Before the due date of our child, our midwife sat down with us and asked us a lot of questions.
Do you want medication for pain?
Who is allowed in the room?
Will you be breastfeeding?
Do you want to cut the umbilical cord?
Do you want to take the placenta home?
Hmm? Some we had to think about.
For the labor and delivery, I was pretty chill; as long as the baby came out, I didn't have a preference on what method or what medication. I had a strong desire to breastfeed. Knowing it could be tough, I told Nate that if there was one thing I wanted tons of encouragement on, it was to keep breastfeeding.
Recently, I ate my words.
It wasn't just tough, it was full of pain. Although baby was thriving, the pain not only brought me to tears while nursing, it caused me to cringe when I held her in between nursing. It made me noticeably less enthusiastic throughout the days. I had tons of support: advice from friends and family, many medical consultations, and the sweet encouragement from my husband just as I requested.
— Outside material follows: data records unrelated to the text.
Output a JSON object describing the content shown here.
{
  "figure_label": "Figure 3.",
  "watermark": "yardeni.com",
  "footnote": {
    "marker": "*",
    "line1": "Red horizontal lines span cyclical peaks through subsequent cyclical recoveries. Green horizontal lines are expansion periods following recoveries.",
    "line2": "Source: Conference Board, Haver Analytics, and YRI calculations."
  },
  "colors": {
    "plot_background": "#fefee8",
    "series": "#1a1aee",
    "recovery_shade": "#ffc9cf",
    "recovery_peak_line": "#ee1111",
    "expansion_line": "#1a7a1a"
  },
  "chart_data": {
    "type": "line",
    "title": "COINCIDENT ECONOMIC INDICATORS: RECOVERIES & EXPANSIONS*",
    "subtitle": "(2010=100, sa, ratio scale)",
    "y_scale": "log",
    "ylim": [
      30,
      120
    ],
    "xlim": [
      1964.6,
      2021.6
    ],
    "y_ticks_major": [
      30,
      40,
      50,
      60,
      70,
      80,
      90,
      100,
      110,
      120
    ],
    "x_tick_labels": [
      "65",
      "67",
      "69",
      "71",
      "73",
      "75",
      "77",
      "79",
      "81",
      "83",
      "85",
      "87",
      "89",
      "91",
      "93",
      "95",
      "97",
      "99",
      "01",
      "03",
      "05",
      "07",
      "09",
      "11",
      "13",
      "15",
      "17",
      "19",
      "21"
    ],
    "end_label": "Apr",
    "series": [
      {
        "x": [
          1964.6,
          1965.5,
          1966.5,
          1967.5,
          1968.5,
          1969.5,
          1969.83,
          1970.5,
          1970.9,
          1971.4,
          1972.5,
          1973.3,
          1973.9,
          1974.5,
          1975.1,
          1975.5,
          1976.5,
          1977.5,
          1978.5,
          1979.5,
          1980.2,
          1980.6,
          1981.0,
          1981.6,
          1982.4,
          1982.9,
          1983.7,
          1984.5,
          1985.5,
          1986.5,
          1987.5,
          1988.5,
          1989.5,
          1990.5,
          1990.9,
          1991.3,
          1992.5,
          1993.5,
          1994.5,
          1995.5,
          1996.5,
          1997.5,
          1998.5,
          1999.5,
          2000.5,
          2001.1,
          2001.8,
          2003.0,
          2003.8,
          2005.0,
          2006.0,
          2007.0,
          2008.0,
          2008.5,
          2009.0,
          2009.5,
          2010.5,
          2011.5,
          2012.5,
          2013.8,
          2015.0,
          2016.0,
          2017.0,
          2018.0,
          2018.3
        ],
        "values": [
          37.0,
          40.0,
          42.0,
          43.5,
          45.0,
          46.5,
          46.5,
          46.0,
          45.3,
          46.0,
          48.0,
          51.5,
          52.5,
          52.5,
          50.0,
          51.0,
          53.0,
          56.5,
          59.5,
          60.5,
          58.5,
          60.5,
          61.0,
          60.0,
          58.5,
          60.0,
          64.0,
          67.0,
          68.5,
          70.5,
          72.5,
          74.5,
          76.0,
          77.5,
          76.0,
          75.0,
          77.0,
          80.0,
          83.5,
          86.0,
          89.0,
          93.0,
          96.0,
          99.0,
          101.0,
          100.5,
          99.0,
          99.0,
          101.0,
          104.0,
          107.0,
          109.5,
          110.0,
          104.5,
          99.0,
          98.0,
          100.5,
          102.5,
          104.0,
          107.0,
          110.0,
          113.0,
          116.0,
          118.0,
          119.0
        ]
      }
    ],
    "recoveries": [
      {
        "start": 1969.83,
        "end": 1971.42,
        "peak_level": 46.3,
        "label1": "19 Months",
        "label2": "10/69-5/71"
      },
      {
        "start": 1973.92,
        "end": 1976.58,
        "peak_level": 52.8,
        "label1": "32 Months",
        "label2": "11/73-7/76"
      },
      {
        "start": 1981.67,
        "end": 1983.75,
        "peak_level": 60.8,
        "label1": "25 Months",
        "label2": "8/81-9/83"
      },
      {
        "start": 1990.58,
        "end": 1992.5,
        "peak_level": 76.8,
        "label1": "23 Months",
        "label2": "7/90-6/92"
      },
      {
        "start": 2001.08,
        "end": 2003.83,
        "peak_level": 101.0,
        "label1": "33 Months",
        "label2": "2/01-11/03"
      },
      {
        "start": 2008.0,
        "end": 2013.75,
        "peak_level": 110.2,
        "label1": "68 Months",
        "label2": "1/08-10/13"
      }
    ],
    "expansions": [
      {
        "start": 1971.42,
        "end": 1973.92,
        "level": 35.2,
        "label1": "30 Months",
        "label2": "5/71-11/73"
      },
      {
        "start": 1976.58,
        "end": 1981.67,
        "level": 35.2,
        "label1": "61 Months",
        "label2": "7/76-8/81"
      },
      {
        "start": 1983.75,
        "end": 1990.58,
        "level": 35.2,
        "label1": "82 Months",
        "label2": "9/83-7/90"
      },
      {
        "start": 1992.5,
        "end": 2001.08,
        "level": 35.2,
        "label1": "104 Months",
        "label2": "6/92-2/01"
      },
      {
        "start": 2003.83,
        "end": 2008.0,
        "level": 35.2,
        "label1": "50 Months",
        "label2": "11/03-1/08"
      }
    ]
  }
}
Here's a picture I took to remember what fighting through the pain is like. It sucked. I can remember that without a picture.
One morning, I screamed out in pain as I held her. Then I heard the best words I've ever heard: "No more, no more."
So I stopped. Cold turkey. If you're wondering if it is like what you read on Google, it is. And cabbage leaves are indeed a miracle.
I'm now content in nourishing my child regardless of the method. I'm content with holding my child close regardless of the way she eats.
I set my expectations on a very specific path instead of setting them with an underlying goal. Changing that expectation has provided a multitude of smiles, tons of snuggles with the sweet little one, and only a few random 'what if I would have tried harder' thoughts.
I'd call that a win.
Best of luck to you if you need to alter your expectations.